Kim is blonde with blue eyes, a butterfly pendant always hanging around her neck, full of life and energy. Her mom struggles to relate to her, her dad remains a vague presence in the background and her sister argues with her continuously. Each family member treats each other with the same carelessness and occasional disdain that we all treat our families with. Bound by blood, we have no qualms with being rude or blunt because we feel they will have to love us, no matter what.
She seems like a somewhat spoiled and thoughtless character, spending her brief time in the novel drinking and sunbathing beside the town’s river. She dreams of moving away and becoming something bigger, believing she is destined for more than simply living in the small town. She has applied to faraway universities and is counting down the days with excitement and a tinge of fear to her departure. Despite this portraiture of her, you feel a compulsion to love her character and to desire her safety.
On that final afternoon, she leaves the group of her friends lounging beside the river and heads home to get ready for her shift at the gas station, none of them knowing (how could they?) that they have seen her for the last time. It feels as though the story truly begins, delving into her parents struggle to have her disappearance considered a crime, her dad spending hours combing the countryside for any sign of her, her mother drinking a bottle of wine every night and falling into a stupor with the help of Ambien. Her younger sister withdraws into a remote world involving the internet and messenger buddies. Kim’s friends find themselves faced with the quandary of telling the police she was involved with a drug dealer.

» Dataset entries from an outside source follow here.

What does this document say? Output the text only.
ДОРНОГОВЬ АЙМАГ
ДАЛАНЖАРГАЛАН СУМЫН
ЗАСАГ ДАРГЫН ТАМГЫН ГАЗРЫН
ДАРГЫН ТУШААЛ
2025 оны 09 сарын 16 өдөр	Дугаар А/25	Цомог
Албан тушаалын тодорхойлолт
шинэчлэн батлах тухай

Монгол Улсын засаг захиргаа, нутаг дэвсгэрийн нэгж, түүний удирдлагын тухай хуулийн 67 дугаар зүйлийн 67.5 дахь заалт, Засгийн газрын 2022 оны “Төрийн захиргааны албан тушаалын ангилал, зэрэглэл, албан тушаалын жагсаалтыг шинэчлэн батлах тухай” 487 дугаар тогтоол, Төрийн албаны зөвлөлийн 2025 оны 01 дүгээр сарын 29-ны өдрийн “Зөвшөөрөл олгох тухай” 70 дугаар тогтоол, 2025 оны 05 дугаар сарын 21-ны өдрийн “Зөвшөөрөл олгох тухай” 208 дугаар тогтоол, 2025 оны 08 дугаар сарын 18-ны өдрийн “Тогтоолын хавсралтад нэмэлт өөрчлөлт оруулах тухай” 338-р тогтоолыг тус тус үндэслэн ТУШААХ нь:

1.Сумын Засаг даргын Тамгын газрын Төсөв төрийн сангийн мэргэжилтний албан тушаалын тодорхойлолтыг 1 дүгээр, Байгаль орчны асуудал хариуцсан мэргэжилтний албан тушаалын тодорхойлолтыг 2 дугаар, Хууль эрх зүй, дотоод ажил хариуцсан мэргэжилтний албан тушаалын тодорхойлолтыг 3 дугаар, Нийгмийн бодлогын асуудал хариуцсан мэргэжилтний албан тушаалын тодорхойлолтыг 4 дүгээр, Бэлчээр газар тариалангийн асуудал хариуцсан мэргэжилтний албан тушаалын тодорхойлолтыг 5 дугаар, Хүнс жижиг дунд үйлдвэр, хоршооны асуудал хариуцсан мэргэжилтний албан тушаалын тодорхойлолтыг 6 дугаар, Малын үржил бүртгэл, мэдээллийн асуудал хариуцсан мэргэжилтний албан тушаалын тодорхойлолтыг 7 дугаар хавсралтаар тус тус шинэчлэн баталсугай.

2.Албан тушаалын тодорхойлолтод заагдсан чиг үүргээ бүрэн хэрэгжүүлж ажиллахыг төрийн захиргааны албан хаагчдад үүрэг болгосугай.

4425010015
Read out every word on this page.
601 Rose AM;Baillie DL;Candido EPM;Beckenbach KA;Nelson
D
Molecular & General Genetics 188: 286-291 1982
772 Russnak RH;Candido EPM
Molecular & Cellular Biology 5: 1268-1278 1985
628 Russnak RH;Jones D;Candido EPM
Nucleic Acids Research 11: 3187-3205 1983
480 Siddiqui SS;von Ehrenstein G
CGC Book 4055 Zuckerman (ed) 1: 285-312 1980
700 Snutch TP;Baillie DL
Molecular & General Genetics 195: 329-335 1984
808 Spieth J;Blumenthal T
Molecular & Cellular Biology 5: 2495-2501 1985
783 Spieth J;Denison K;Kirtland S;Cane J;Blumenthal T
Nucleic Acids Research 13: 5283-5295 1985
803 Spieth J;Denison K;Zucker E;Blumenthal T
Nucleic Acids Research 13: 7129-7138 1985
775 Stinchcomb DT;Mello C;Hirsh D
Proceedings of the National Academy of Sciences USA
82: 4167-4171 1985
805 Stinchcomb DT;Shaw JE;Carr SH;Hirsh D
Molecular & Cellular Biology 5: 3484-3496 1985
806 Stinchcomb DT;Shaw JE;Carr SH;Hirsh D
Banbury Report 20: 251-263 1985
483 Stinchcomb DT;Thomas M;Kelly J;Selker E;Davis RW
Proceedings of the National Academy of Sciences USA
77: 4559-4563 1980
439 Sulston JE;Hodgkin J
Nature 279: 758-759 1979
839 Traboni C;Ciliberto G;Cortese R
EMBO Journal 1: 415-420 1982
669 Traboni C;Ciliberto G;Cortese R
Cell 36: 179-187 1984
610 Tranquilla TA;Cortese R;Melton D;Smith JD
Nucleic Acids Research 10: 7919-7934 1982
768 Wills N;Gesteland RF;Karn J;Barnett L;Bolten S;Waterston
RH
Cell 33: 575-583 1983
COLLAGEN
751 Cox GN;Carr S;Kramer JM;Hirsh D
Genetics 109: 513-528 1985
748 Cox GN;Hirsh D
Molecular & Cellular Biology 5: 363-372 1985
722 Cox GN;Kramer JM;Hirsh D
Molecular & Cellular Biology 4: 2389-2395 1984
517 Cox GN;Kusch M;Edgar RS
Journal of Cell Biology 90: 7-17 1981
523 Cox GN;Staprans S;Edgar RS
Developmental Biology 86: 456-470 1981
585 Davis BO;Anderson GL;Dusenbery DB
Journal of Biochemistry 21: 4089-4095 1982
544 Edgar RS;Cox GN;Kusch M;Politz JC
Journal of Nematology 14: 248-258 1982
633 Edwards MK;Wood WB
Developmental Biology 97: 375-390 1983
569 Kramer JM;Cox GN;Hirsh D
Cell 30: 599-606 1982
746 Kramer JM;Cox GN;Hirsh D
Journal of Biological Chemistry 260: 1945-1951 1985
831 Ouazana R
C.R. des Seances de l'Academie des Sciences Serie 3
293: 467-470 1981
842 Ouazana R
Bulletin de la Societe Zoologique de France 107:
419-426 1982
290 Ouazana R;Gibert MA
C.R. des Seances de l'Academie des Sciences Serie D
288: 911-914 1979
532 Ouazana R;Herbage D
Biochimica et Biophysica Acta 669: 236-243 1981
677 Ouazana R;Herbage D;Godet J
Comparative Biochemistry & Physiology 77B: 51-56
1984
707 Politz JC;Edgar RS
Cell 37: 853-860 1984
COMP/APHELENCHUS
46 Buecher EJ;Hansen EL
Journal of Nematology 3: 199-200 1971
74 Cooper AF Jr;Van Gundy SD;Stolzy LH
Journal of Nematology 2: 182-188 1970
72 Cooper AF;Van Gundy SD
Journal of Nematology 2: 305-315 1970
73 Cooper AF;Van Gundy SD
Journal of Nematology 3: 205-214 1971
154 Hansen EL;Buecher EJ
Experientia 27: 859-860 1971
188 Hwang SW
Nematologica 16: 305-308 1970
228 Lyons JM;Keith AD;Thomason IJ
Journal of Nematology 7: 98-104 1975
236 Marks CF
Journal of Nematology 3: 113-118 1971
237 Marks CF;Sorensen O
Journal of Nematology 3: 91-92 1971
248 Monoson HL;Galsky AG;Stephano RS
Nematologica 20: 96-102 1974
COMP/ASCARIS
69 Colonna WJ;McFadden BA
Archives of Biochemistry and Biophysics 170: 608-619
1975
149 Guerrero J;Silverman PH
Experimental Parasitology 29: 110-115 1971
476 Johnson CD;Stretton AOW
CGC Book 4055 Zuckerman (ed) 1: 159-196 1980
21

In my opinion, the novel truly began when Kim was taken and I found myself riding the highs and lows of each and every character, wanting to believe with them that Kim is okay even until the very last page. Of all the books I have read regarding the subject of abduction and murder, this is most tasteful, not dwelling on the sordid details of whatever may have happened to her, but instead maintaining the objective: keeping the focus on the loved ones of each person who disappears. I would recommend this novel about any other one I have read on said subject; I would even recommend it for anyone not interested in this subject as it is simply so compelling and beautifully written.
In the end, “Songs For The Missing” does what every story based on this premise should do: it examines the relationships and the life left behind in those circumstances and it causes you, the reader, to consider your life and all the people who have had an impact, big or small, on you as a person. The questions that typically arise during such traumatic and life altering events are posed in a very real and poignant manner through the duration of this story and it certainly will be read again by me.